雨が綺麗とか、曇り空が綺麗とか、私には分からない。そこにあるのは諦めで、前に進むことを拒んでいるように感じてしまう。それでも、晴れを、星空を疎ましく思うのは、いつか見た理想論を映しているからなのだろうか。そしてきっと、そう思っている限り、私は変わることは出来ないのだろう。

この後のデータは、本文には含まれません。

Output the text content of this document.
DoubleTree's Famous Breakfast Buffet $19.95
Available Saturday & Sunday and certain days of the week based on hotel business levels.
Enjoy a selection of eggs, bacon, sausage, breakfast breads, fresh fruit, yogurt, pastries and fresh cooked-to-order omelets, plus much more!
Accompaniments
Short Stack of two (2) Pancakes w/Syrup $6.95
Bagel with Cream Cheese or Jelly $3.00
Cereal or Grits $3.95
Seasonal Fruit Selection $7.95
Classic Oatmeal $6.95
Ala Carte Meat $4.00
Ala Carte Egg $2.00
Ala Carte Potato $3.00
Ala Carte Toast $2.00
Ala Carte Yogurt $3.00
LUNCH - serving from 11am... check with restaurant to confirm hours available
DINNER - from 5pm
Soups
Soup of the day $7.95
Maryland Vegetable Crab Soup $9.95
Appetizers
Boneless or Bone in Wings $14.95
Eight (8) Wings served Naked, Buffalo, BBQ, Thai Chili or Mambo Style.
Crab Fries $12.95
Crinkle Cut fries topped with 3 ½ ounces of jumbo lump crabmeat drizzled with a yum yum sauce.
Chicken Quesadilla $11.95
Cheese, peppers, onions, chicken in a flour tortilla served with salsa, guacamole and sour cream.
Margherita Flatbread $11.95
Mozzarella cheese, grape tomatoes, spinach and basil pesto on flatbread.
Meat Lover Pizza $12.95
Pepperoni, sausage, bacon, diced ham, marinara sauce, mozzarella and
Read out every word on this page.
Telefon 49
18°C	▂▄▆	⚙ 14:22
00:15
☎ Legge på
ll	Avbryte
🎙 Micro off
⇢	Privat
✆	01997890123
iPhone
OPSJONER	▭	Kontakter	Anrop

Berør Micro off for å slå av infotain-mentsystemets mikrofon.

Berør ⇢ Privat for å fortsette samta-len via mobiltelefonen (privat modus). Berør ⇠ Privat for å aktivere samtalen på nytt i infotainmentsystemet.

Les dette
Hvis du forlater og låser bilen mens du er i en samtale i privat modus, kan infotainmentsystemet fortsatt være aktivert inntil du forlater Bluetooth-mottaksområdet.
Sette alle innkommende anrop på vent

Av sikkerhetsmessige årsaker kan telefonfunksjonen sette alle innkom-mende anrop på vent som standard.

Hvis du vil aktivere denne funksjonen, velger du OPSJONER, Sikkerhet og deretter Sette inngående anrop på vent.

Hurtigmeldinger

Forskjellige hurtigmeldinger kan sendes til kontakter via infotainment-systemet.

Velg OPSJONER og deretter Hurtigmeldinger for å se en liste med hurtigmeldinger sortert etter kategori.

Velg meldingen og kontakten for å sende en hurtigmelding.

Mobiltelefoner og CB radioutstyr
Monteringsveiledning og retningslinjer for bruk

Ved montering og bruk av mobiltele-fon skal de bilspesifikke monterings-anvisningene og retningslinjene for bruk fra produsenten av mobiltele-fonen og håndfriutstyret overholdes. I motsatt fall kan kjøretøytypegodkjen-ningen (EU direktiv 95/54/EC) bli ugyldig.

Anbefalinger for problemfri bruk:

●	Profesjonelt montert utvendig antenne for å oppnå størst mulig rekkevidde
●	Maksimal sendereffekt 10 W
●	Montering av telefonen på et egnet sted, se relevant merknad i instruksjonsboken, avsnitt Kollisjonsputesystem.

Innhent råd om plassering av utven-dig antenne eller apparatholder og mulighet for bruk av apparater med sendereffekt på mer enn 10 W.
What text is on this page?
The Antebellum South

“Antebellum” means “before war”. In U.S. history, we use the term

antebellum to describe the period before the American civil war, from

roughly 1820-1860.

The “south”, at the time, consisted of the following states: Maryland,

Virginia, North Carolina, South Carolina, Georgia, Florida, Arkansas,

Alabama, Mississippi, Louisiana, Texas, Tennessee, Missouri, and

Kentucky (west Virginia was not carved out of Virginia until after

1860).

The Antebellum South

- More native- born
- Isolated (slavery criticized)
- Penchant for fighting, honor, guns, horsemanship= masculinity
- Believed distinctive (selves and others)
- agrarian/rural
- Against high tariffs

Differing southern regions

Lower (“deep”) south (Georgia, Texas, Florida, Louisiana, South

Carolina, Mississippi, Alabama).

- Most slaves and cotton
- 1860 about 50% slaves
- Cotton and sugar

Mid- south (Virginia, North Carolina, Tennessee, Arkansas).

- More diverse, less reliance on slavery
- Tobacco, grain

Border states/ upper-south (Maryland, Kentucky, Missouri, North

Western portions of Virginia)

ふと、居なくなってしまった彼のことを思う。私は彼のことが好きだったのか。...分からない。クズな自分に嫌気が差す。ただ一つ確かに言えることは、私は彼と一緒に居たかった。彼と一緒に過ごせれば、それで良かったんだ。夢も、愛も、この心の中にはどこにもない。それでも、届かなくても。
「私は今でも、あなたのことを想ってる。」
言葉は宙に舞い、そして消えていく。あなたに届くことのない、届かなくていい思い。
「だって、あなたは強いから。」
私は彼のようにはなれない。か弱く、醜い人間だ。何度も変わりたいなんて願った。願うだけで、何もしてこなかった。初めて諦めたあの時から、私の時は止まっていた。歩み始めることでこんな自分を変えられるなら、一歩ずつ、晴れへ、星空へ向かって独りで歩いていこう。